4.1. Study limitations
In case of defining LV volumes and EF EchoCG is the method of preference being reliable, non-invasive and, thus, having minimum of limitations (Becher et al., 2004; Budoff, 2004; Dolzhenko et al., 2007; Swedberg et al., 2005). Despite good correlations between all methods of visualization, MSCT seemed to give seriously lower absolute values of LV EF compared to EchoCG. Higher accuracy in defining LV global contractility by EchoCG may be explained by the fact, that LV volumes quantification by EchoCG is performed in two perpendicular planes under visual and manual control of sonographist.

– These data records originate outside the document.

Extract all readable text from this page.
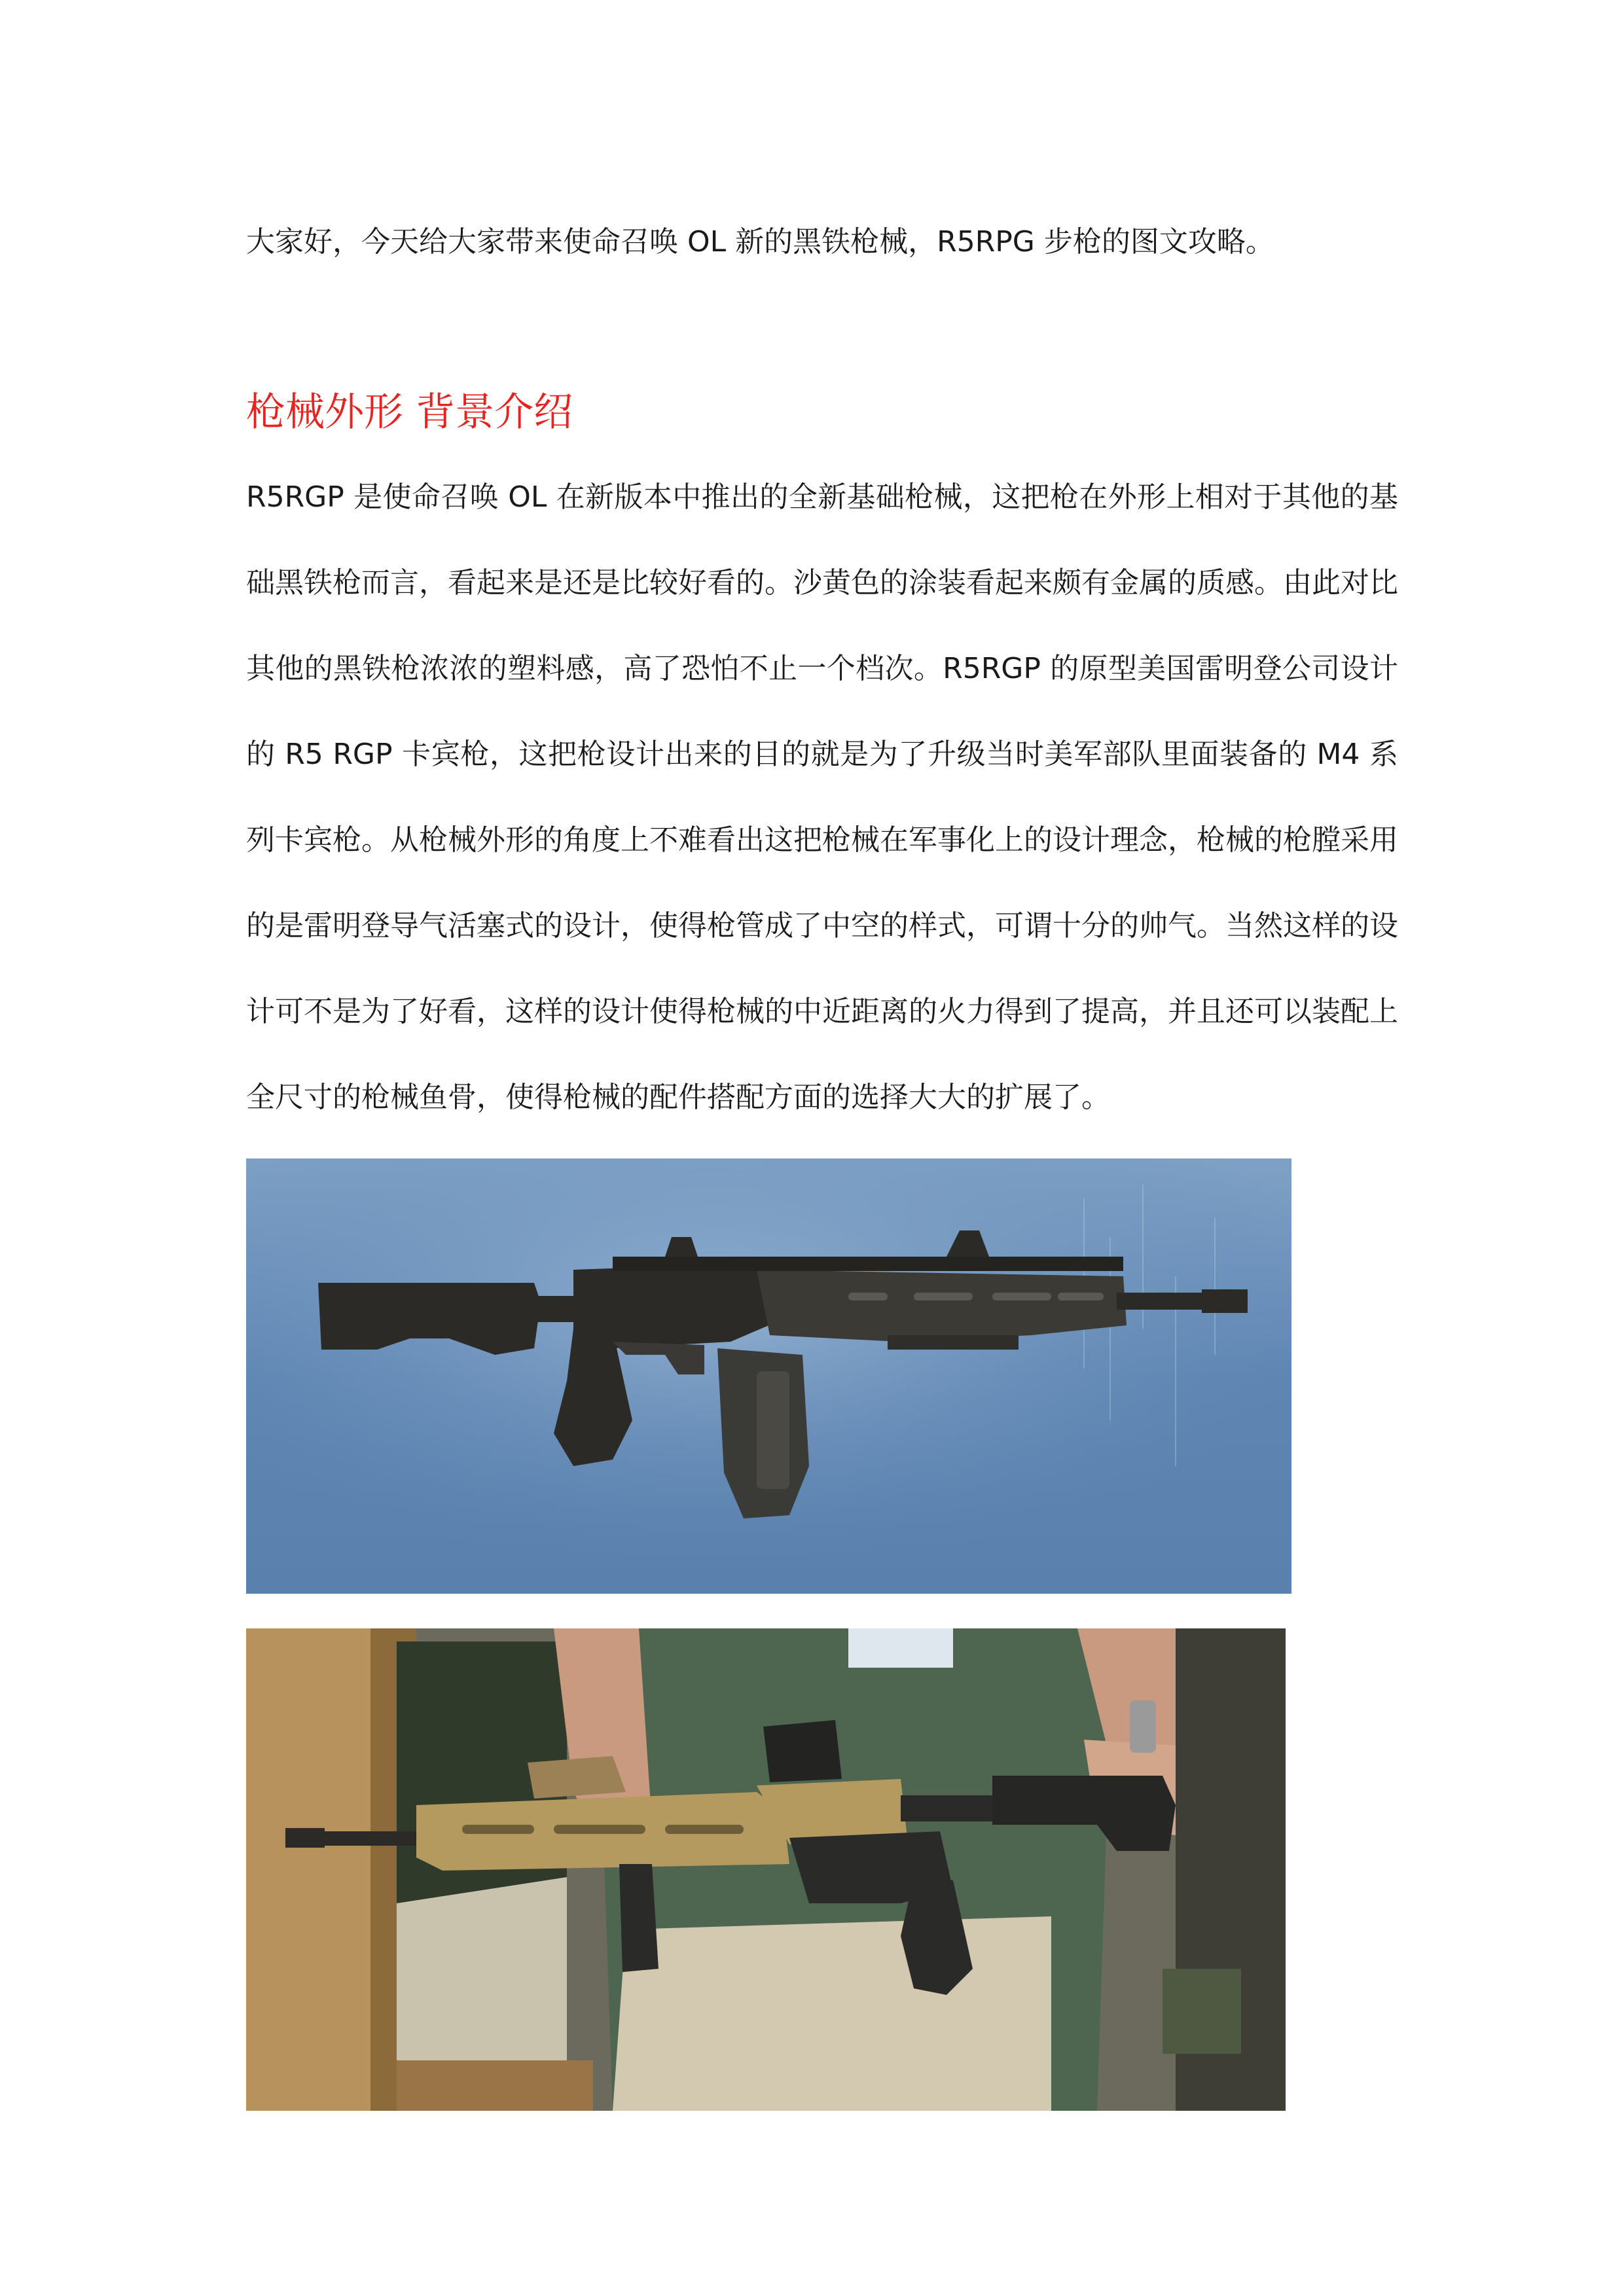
大家好，今天给大家带来使命召唤 OL 新的黑铁枪械，R5RPG 步枪的图文攻略。

枪械外形 背景介绍

R5RGP 是使命召唤 OL 在新版本中推出的全新基础枪械，这把枪在外形上相对于其他的基

础黑铁枪而言，看起来是还是比较好看的。沙黄色的涂装看起来颇有金属的质感。由此对比

其他的黑铁枪浓浓的塑料感，高了恐怕不止一个档次。R5RGP 的原型美国雷明登公司设计

的 R5 RGP 卡宾枪，这把枪设计出来的目的就是为了升级当时美军部队里面装备的 M4 系

列卡宾枪。从枪械外形的角度上不难看出这把枪械在军事化上的设计理念，枪械的枪膛采用

的是雷明登导气活塞式的设计，使得枪管成了中空的样式，可谓十分的帅气。当然这样的设

计可不是为了好看，这样的设计使得枪械的中近距离的火力得到了提高，并且还可以装配上

全尺寸的枪械鱼骨，使得枪械的配件搭配方面的选择大大的扩展了。
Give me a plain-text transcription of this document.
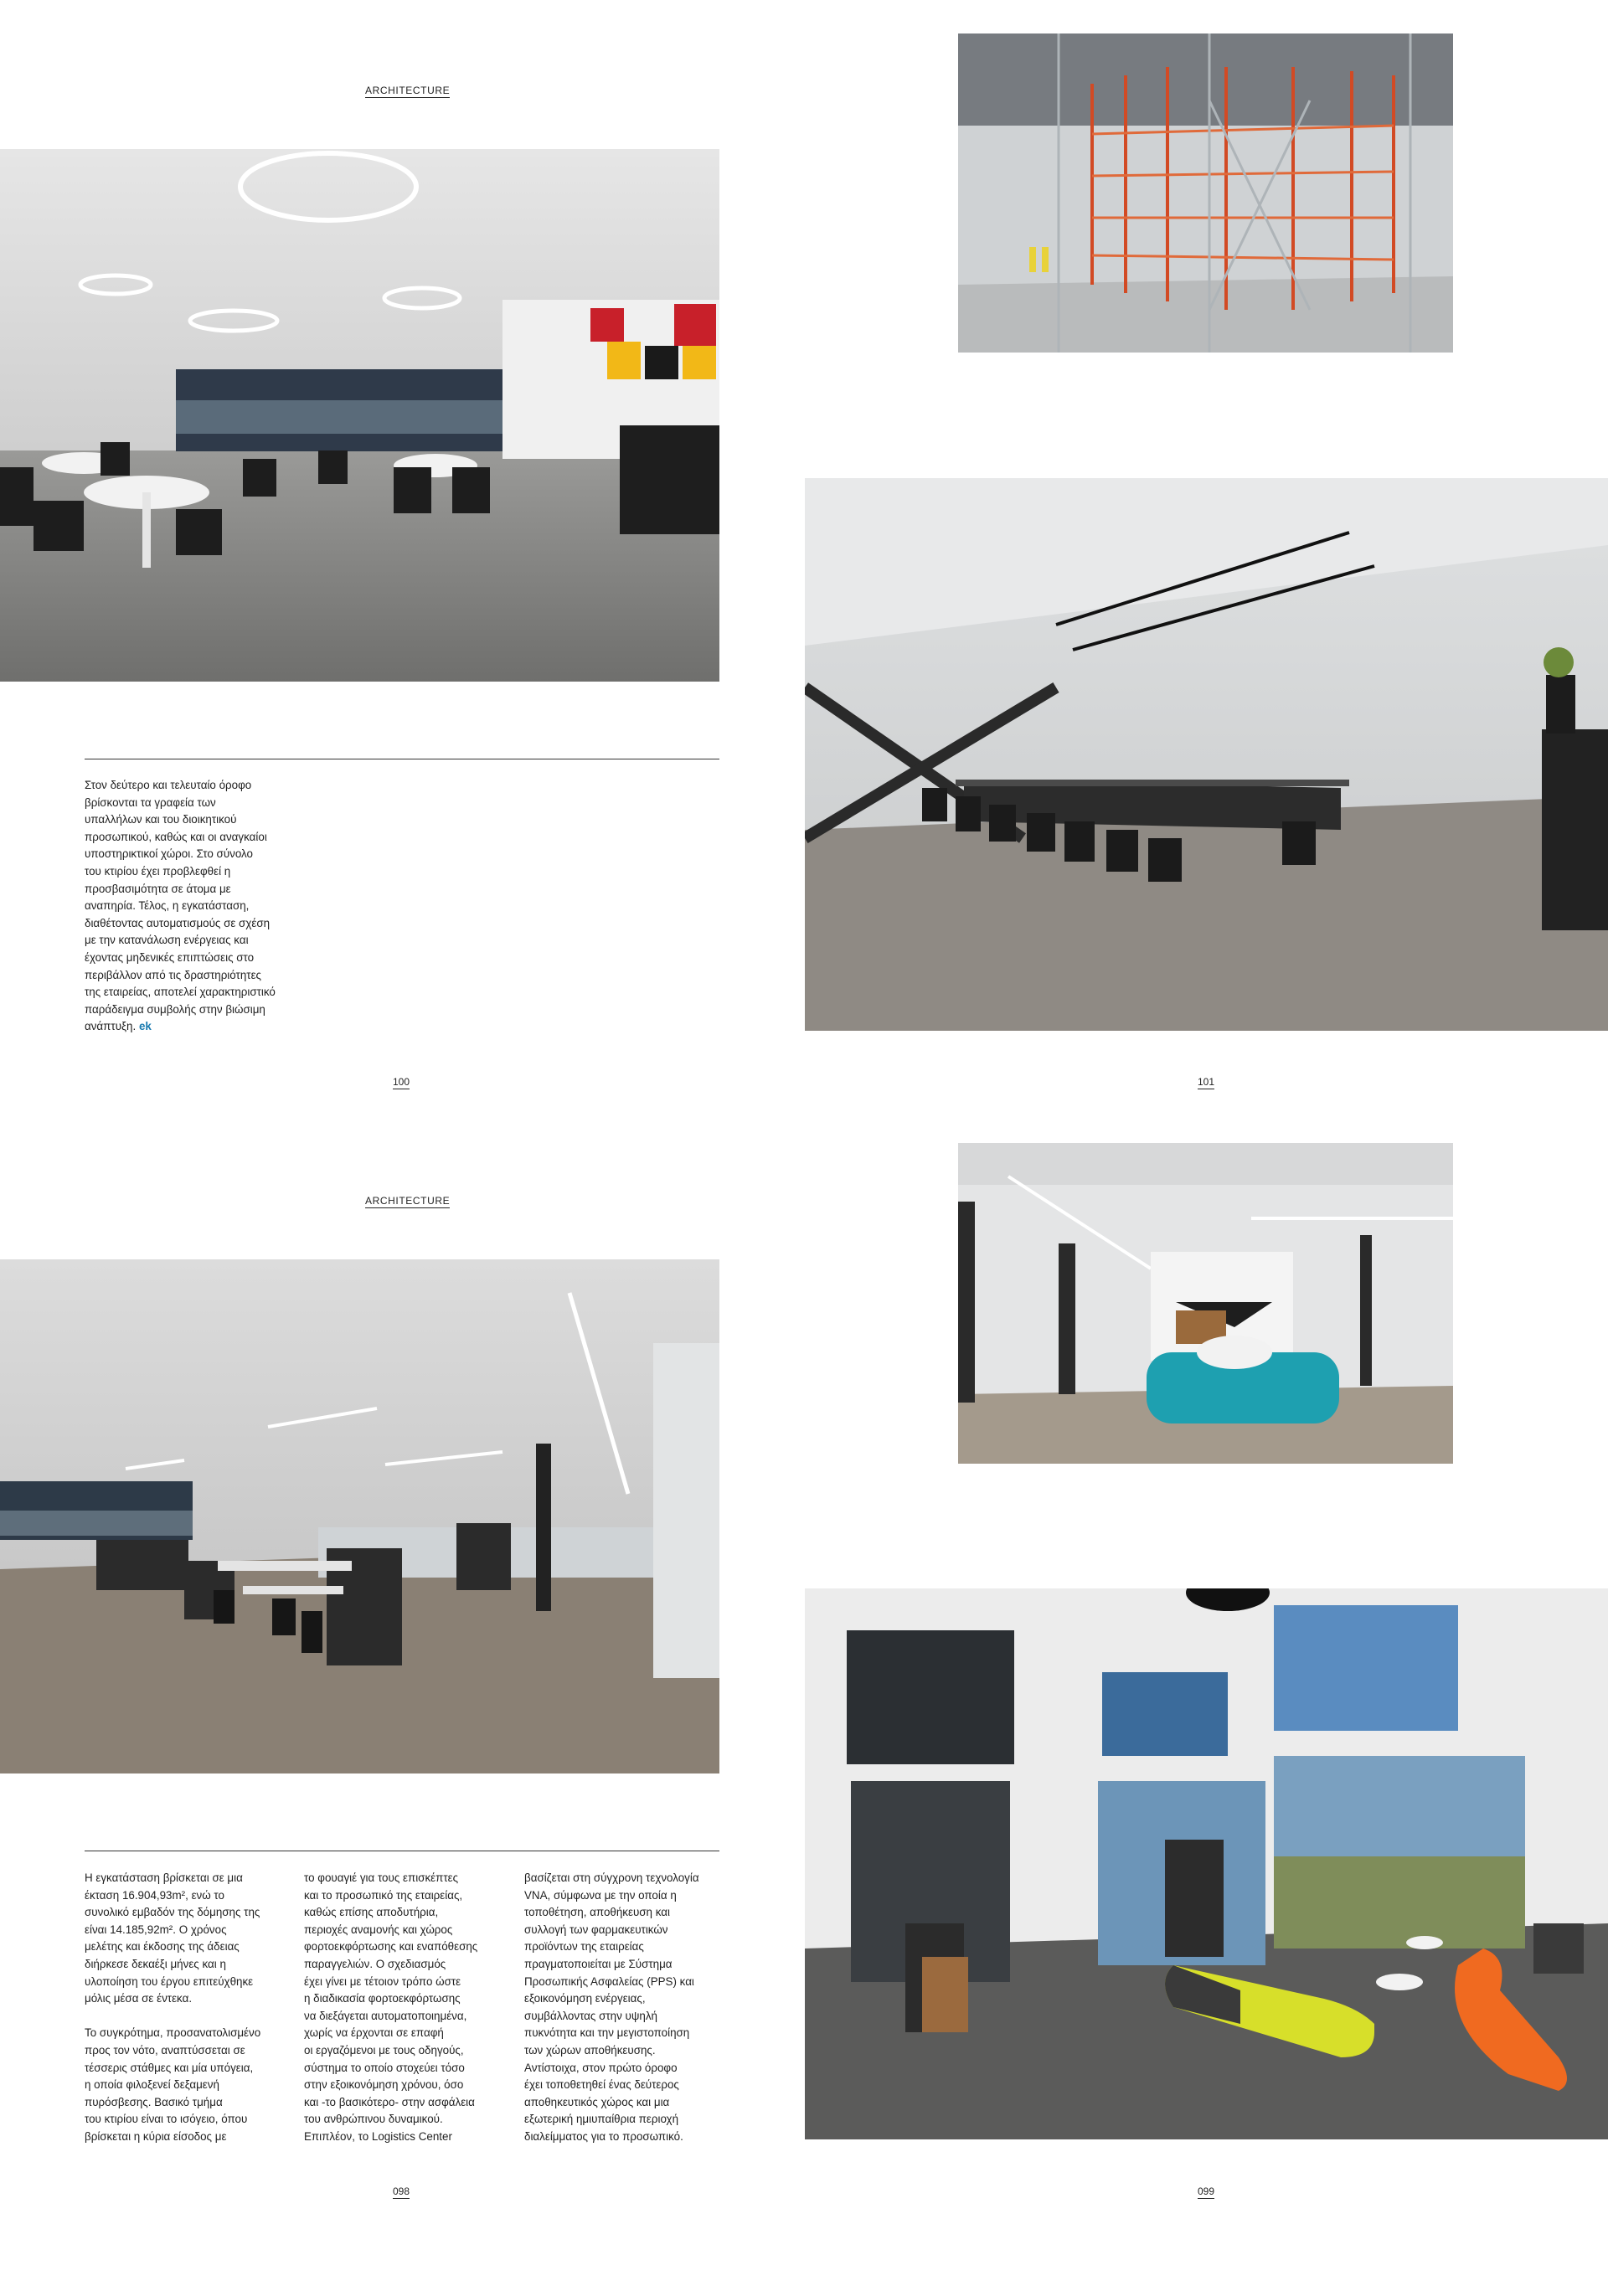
ARCHITECTURE
Στον δεύτερο και τελευταίο όροφο
βρίσκονται τα γραφεία των
υπαλλήλων και του διοικητικού
προσωπικού, καθώς και οι αναγκαίοι
υποστηρικτικοί χώροι. Στο σύνολο
του κτιρίου έχει προβλεφθεί η
προσβασιμότητα σε άτομα με
αναπηρία. Τέλος, η εγκατάσταση,
διαθέτοντας αυτοματισμούς σε σχέση
με την κατανάλωση ενέργειας και
έχοντας μηδενικές επιπτώσεις στο
περιβάλλον από τις δραστηριότητες
της εταιρείας, αποτελεί χαρακτηριστικό
παράδειγμα συμβολής στην βιώσιμη
ανάπτυξη. ek
100	101
ARCHITECTURE
Η εγκατάσταση βρίσκεται σε μια
έκταση 16.904,93m², ενώ το
συνολικό εμβαδόν της δόμησης της
είναι 14.185,92m². Ο χρόνος
μελέτης και έκδοσης της άδειας
διήρκεσε δεκαέξι μήνες και η
υλοποίηση του έργου επιτεύχθηκε
μόλις μέσα σε έντεκα.

Το συγκρότημα, προσανατολισμένο
προς τον νότο, αναπτύσσεται σε
τέσσερις στάθμες και μία υπόγεια,
η οποία φιλοξενεί δεξαμενή
πυρόσβεσης. Βασικό τμήμα
του κτιρίου είναι το ισόγειο, όπου
βρίσκεται η κύρια είσοδος με
το φουαγιέ για τους επισκέπτες
και το προσωπικό της εταιρείας,
καθώς επίσης αποδυτήρια,
περιοχές αναμονής και χώρος
φορτοεκφόρτωσης και εναπόθεσης
παραγγελιών. Ο σχεδιασμός
έχει γίνει με τέτοιον τρόπο ώστε
η διαδικασία φορτοεκφόρτωσης
να διεξάγεται αυτοματοποιημένα,
χωρίς να έρχονται σε επαφή
οι εργαζόμενοι με τους οδηγούς,
σύστημα το οποίο στοχεύει τόσο
στην εξοικονόμηση χρόνου, όσο
και -το βασικότερο- στην ασφάλεια
του ανθρώπινου δυναμικού.
Επιπλέον, το Logistics Center
βασίζεται στη σύγχρονη τεχνολογία
VNA, σύμφωνα με την οποία η
τοποθέτηση, αποθήκευση και
συλλογή των φαρμακευτικών
προϊόντων της εταιρείας
πραγματοποιείται με Σύστημα
Προσωπικής Ασφαλείας (PPS) και
εξοικονόμηση ενέργειας,
συμβάλλοντας στην υψηλή
πυκνότητα και την μεγιστοποίηση
των χώρων αποθήκευσης.
Αντίστοιχα, στον πρώτο όροφο
έχει τοποθετηθεί ένας δεύτερος
αποθηκευτικός χώρος και μια
εξωτερική ημιυπαίθρια περιοχή
διαλείμματος για το προσωπικό.
098	099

On the other hand, in CVG or MSCT EDV and ESV quantification is performed automatically by installed software in one fixed projection, which may lead to inaccuracy, especially in case of marked LV eccentric remodeling and aneurism presence (Budoff, 2004; Dirksen et al., 2002; Fleisher et al., 2007; Scanlon et al., 1999).
In the patients with LV chronic postinfarction aneurism data of non-invasive methods highly correlate with CVG data. In LV chronic aneurism diagnosis transthoracic EchoCG and MSCT have high accuracy compared to CVG due to high sensitivity and positive predictive value of these methods. There was no significant difference between prognostic value of MSCT and transthoracic EchoCG in LV chronic aneurism and its thrombosis diagnosis, which allows to consider MSCT a reliable alternative to EchoCG in LV structural anomalies diagnosis in the patients after AMI prior to planned CABG+AE. Data provided by MSCT and transthoracic EchoCG in LV chronic aneurism and its thrombosis significantly highly correlate with “golden standard” CVG results, which allows to consider these non-invasive methods highly reliable in defining the discussed myocardial structural anomalies.
Authors thank Prof. Anatoliy Rudenko, Head of Coronary Heart Disease Surgeon Treatment Department of The N.M.Amosov Institute Of Cardiovascular Surgery Of AMS Of Ukraine, and Dr. Oleg Sharayevskiy, Head of MSCT Department of NSC “The N.D.Strazhesko Institute Of Cardiology” Of AMS Of Ukraine, for the provided CCA and MSCT results data for the studied patients.